Hyderabad: Imagining the Post-Coronavirus World” a Virtual International Conference organized by Auro University, Surat (India) partnering with The University of Hyderabad – an Institution of Eminence (India), Linnaeus University (Sweden) and The Scottish Centre for Tagore Studies (Edinburgh) on 2-3 May 2020.
The global coronavirus pandemic has sent shock waves across the world, affecting every sector. The novel COVID-19 pandemic will exacerbate, as signs indicate, unequal and precarious global conditions. The post-Coronavirus period will likely spell precarious times ahead for all. This ongoing historical moment calls for a new imagination. Possibly, the “good side of the coronavirus,” Noam Chomsky points out, “is it might bring people to think about what kind of a world do we want.” New methodological approaches and critical lenses from multiple disciplines are needed to analyse the ongoing turmoil and overcome this global crisis.

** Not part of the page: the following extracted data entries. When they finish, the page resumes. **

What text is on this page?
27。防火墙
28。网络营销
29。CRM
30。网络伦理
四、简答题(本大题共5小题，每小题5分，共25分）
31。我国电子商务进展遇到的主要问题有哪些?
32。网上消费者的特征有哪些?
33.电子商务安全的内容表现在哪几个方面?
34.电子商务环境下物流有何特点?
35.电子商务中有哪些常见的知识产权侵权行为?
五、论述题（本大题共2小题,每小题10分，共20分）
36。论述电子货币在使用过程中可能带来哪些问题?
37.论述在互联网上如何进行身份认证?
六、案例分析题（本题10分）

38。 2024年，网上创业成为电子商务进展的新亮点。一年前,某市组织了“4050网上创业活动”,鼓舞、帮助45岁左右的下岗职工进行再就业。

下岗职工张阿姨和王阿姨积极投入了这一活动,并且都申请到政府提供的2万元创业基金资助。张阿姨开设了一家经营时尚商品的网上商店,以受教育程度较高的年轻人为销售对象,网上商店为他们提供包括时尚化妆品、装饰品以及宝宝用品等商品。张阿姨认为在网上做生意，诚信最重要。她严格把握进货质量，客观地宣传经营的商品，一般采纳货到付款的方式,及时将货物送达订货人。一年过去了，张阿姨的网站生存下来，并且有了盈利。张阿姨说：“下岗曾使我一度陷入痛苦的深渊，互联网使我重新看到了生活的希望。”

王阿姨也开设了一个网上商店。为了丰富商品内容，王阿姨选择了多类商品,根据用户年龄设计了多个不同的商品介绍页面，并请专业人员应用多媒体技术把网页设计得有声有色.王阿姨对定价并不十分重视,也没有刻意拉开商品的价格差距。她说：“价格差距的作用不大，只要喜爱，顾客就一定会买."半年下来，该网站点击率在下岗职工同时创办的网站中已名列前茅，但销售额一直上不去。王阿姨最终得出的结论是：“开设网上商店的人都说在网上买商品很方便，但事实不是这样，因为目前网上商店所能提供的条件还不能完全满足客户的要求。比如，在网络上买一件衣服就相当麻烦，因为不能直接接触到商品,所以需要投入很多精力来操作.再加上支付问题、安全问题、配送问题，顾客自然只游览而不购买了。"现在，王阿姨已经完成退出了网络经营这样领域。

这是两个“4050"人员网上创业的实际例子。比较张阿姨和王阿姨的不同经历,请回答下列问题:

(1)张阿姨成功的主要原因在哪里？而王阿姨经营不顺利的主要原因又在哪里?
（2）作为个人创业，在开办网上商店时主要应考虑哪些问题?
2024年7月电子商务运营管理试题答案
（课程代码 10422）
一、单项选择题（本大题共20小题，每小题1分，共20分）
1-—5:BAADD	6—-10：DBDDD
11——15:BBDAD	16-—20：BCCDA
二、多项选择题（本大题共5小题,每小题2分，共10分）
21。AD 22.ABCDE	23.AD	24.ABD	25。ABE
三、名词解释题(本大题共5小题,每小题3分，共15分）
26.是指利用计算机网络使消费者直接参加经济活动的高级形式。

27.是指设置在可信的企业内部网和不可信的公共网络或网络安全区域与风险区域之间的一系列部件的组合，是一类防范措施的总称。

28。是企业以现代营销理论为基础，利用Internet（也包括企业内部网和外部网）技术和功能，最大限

The two-day virtual International Conference on “Imagining the Post-Coronavirus World” discussed ways to reimagine a new world, a new future of humanity itself. The Conference, organized by Auro University, Surat (India) and coordinated by its Vice-Chancellor Rajan Welukar and School of Liberal Arts and Human Sciences faculty Dr Om Dwivedi, was partnered by the University of Hyderabad (India), Linnaeus University (Sweden) and the Scottish Centre for Tagore Studies (Edinburgh) deliberated on how to imagine and direct the imagination towards a different, perhaps, better world.
Pramod K Nayar, Dept of English, the University of Hyderabad, in his introductory remarks proposed a few of the themes that could serve as points of departure two ways or modalities of imagining such a world: the apocalyptic, and the transformational/redemptive, with the touches of “cruel optimism” tinging the latter.
The Conference hosted over 15 speakers representing multiple disciplines from all over the world. Speakers hailed from Denmark, Sweden, Finland, Scotland, India, the UK, Australia, Italy, France, Norway and the USA. Among them were Scott Slovic (Idaho), Janet Wilson (Northampton), Greta Gaard (Wisconsin-River Falls), Tabish Khair (Aarhus), Francoise Besson (Universite Toulouse-Jean Jaurès), Tereza Kuldova (Oslo Metropolitan) Rebecca Duncan (Linnaeus), Bashabi Fraser (Edimburgh Napier), Ankhi Mukherjee (Oxford). Representing other fields were journalists Zubair Ahmad (BBC) and Manoj Tripathi (Dainik Jagran), Archana Thakur (UGC), Srinivas Rao (Sahitya Akademi) and Shashi Tharoor.
It covered a range of themes: environment, education, surveillance, literature, economics, cultural studies, urban studies, geopolitics, globalization and social justice. Themes such as: the role of sci-fiction and the imagining of such a post-ecodisaster world, the role of the humanities, interspecies-worlding, Theory versus/and praxis, the normalization of peril, social iniquities that produce/compound disaster, the ‘return to Nature’, were discussed in the paper presentations and in the Q&As that followed in each session.
All panellists congratulated Auro University and the University of Hyderabad for the initiative and the conceptualizing of the Conference. Prof Rajan Welukar, VC of Auro specifically proffered, in his concluding remarks on 3rd May 2020, his gratitude to UoH’s Vice Chancellor for UoH being a knowledge partner, and for assistance in the planning.
The University of Hyderabad is proud to have been a knowledge partner in one of the largest, multinational academic gatherings on this topical subject.